Tout auteur ou compositeur membre est tenu de déclarer ses œuvres à un service appelé «documentation générale». Il remplit à cet effet un bulletin qui représente un véritable acte de naissance de l’œuvre.

La loi libanaise

C’est en 1924 qu’au Liban les droits de propriété littéraire et artistique ont été reconnus et protégés par des dispositions légales. Dans son deuxième alinéa, ce texte parle du droit exécutif de l’auteur concernant son œuvre. Dans son 3e paragraphe, il précise que l’œuvre doit être déposée auprès du ministère de l’Economie. Enfin, le 4e article évoque les sanctions qu’encourt tout contrevenant. A ce propos, le Code pénal est venu en 1943 aggraver les peines imposées en 1924 sans toucher toutefois aux dispositions relatives au fond du droit.
«Cependant, selon M. Tabet, le ministère de l’Intérieur a fait paraître en 1946 une tarification contraire à toute logique et à la Convention de Berne elle-même. Cette loi, ajoute-t-il, a privé l’auteur et compositeur de ses droits de propriété. Les œuvres étaient vendues à 25 ou 30 L.L. pièce aux producteurs et à la radio qui pouvaient dès lors en faire usage à satiété».
Les démarches entreprises par les délégués de la SACEM au Liban en 1957, 60 et 61 pour l’abolition de la loi de 1946 n’ont pas abouti. En 1962, une commission présidée par le compositeur français bien connu M. Georges Auric est venue au Liban à la demande de François Tabet, alors délégué de la SACEM pour prendre contact avec les responsables et faire rendre aux auteurs leurs droits légitimes, par une loi locale.
En 1969 a paru la loi n° 20/69 (23/5/69) qui est venue modifier l’article 145 du décret 2385 de manière à reconnaître à l’auteur uniquement ou à ses héritiers après lui, le droit d’autoriser ou d’interdire la reproduction partielle ou totale, la traduction, la représentation et l’exécution publique de son œuvre musicale ou artistique.

Historique

M. Tabet passe ensuite en revue l’historique de la SACEM. Avant 1975, des accords avaient été signés avec les syndicats des hôteliers et des propriétaires de ciné.
Le syndicat des lieux de loisirs avait pour sa part refusé de signer un protocole.
Cependant plusieurs propriétaires d’établissement payaient régulièrement les droits d’auteurs.
La perception avait atteint 200.000 L.L. en 1974. Centralisée à Paris, elle devait revenir les années suivantes sous forme de Francs, allant de 600.000 à 800.000 F.F. par an.
Cela sans compter les subventions et allocations vieillesse accordées à certains sociétaires.
En 1971, la SACEM a signé un protocole d’accord avec les producteurs libanais les engageant à payer les droits de reproduction mécanique sur la base de 8% du prix de vente de l’enregistrement.

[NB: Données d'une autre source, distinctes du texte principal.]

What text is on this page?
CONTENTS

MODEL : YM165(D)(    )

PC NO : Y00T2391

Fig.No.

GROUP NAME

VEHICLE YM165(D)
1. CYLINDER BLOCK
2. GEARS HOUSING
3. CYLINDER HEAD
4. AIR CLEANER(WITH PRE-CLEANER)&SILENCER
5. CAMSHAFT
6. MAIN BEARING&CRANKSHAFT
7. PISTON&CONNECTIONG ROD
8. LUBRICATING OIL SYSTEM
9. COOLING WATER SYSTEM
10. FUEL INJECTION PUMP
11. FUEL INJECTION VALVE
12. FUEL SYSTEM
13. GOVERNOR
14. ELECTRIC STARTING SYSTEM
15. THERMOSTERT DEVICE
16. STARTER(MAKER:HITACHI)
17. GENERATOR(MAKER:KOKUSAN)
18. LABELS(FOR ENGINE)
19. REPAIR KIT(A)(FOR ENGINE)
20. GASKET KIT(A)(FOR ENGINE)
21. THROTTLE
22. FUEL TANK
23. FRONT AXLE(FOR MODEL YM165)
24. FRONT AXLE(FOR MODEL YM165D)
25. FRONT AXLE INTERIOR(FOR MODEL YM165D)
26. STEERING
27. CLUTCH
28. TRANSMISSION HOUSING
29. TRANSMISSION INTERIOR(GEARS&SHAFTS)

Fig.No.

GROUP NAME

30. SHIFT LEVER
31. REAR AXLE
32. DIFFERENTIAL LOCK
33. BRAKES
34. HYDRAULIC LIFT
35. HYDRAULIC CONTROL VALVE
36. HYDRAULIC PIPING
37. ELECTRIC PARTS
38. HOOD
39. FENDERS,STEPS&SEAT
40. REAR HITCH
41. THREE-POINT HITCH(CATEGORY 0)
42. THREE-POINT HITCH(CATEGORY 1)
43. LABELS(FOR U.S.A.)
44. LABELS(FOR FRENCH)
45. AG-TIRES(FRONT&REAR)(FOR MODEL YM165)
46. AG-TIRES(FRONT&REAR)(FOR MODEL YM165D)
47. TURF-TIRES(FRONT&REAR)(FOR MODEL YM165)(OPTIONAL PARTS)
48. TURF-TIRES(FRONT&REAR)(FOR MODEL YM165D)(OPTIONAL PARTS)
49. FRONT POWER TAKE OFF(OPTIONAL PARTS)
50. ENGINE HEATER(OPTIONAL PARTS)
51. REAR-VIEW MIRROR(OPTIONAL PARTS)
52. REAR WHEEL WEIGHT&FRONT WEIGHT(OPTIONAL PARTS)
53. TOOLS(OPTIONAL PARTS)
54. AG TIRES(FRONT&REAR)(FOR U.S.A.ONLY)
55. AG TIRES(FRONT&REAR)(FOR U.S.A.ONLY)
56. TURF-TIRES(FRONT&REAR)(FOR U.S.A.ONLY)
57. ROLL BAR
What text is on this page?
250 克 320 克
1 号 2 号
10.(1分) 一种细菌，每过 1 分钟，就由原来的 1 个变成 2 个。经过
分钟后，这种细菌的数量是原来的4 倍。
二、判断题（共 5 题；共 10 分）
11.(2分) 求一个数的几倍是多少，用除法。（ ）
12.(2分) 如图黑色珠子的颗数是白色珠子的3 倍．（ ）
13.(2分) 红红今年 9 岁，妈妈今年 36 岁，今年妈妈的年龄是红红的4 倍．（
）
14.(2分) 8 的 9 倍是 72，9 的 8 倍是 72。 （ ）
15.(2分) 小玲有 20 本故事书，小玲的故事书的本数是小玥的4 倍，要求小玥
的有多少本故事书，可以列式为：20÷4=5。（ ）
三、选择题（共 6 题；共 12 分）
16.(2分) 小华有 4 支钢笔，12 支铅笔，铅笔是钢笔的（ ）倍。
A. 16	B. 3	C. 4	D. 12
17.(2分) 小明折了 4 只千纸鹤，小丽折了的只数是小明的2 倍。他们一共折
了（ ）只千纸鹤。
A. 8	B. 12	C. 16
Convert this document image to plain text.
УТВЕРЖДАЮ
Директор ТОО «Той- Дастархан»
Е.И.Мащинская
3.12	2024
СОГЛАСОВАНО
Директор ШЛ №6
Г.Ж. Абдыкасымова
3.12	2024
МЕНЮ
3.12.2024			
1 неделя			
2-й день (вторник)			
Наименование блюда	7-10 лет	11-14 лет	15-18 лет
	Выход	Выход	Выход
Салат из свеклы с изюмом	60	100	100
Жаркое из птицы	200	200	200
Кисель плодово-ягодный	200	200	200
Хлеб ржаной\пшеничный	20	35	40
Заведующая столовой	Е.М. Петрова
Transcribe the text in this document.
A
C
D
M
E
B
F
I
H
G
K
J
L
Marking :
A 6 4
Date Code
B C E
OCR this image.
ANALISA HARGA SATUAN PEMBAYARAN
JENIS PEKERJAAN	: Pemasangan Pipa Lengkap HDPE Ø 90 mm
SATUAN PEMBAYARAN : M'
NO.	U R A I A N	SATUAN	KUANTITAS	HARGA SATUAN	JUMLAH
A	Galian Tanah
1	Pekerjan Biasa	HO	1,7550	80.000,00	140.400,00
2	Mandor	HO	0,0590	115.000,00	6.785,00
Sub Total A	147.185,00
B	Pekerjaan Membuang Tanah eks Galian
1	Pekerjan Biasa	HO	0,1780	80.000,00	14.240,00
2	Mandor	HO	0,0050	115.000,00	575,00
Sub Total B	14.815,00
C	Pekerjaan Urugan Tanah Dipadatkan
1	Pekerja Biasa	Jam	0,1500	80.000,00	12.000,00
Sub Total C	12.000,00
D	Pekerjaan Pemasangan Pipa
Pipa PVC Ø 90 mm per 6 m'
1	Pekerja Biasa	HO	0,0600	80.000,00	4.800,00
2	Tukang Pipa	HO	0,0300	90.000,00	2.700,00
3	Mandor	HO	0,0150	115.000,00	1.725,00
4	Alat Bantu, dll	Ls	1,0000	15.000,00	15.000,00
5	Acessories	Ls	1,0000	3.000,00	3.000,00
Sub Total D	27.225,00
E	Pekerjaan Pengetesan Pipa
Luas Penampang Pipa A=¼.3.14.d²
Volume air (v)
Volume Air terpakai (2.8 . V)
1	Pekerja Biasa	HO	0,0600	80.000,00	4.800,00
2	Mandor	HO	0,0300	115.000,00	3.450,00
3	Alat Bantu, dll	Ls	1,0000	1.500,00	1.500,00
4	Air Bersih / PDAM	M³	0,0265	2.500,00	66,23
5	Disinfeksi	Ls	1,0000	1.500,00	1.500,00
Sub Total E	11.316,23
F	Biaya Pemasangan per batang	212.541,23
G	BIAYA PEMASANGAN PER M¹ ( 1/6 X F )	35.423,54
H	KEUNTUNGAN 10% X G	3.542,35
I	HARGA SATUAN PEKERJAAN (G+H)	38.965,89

Ceci a encouragé des firmes étrangères à venir enregistrer au Liban les disques et cassettes. Cinq fabriques de disques ont pu s’installer ici pour presser plus d’un demi-million de disques chaque année pour le marché local et l’exportation aux pays arabes. La reproduction mécanique étant désormais protégée par la loi, les infractions ont pu faire l’objet de poursuites judiciaires ce qui a réduit de plus de 70% le piratage des cassettes.
De 1975 à 1985, les perceptions ont sensiblement diminué du fait de la guerre. La recette n’ayant atteint que 138.000 L.L. en 1981, les Libanais n’ont reçu que 217.080 F.F. «En mars 1981, nous avons sollicité l’aide de Béchir Gémayel pour l’application de la loi dans le but de sauvegarder les droits des auteurs et maintenir une justice sociale», indique M. Tabet qui ajoute: «Cheikh Béchir a immédiatement réagi: la station de Radio-Liban libre a commencé à payer les droits d’auteur, des mesures répressives ont été prises à l’égard des propriétaires d’établissement qui refusaient de se conformer à la loi, les organisateurs de spectacles ou interprètes venaient à la SACEM demander une autorisation préalable avant toute représentation. Le syndicat des restaurants, bars et cabarets a fini par signer le protocole d’accord avec la SACEM, les stations de radios privées, à leur tour, ont pour la plupart signé des contrats pour le paiement des droits d’auteur. Télé-Liban a commencé à payer les droits... C’est ainsi que le niveau de la perception a sensiblement augmenté, rehaussant par le fait même la répartition des droits aux sociétaires libanais qui a atteint en 1984, 2.228.000,00 F.F.
«Depuis 1985, se plaint encore M. Tabet, la perception est presque nulle: seules Future, LBCI, Radio-Liban, la Télé-Liban et quelques honnêtes gens paient les droits d’auteur.
Les propriétaires des radios privées ne respectent plus leurs engagements. Les propriétaires des établissements publics ainsi que les interprètes exploitent la musique en faisant fi des droits d’auteur. Législation et pouvoir sont de nouveau absents».
Jusqu’à nouvel ordre (parlementaire?).

Maya GHANDOUR
Au Liban, chaque année, trois millions de cassettes-audio sont imprimées et/ou vendues d’une manière illégale, contre 100.000 cassettes et 8.000 C.D licites. Les chiffres parlent d’eux-mêmes... Le piratage est roi sur un marché qui rapporte des millions de billets verts. Quelles sont les causes de ces violations collectives? Comment y remédier, comment est-ce possible? Comme...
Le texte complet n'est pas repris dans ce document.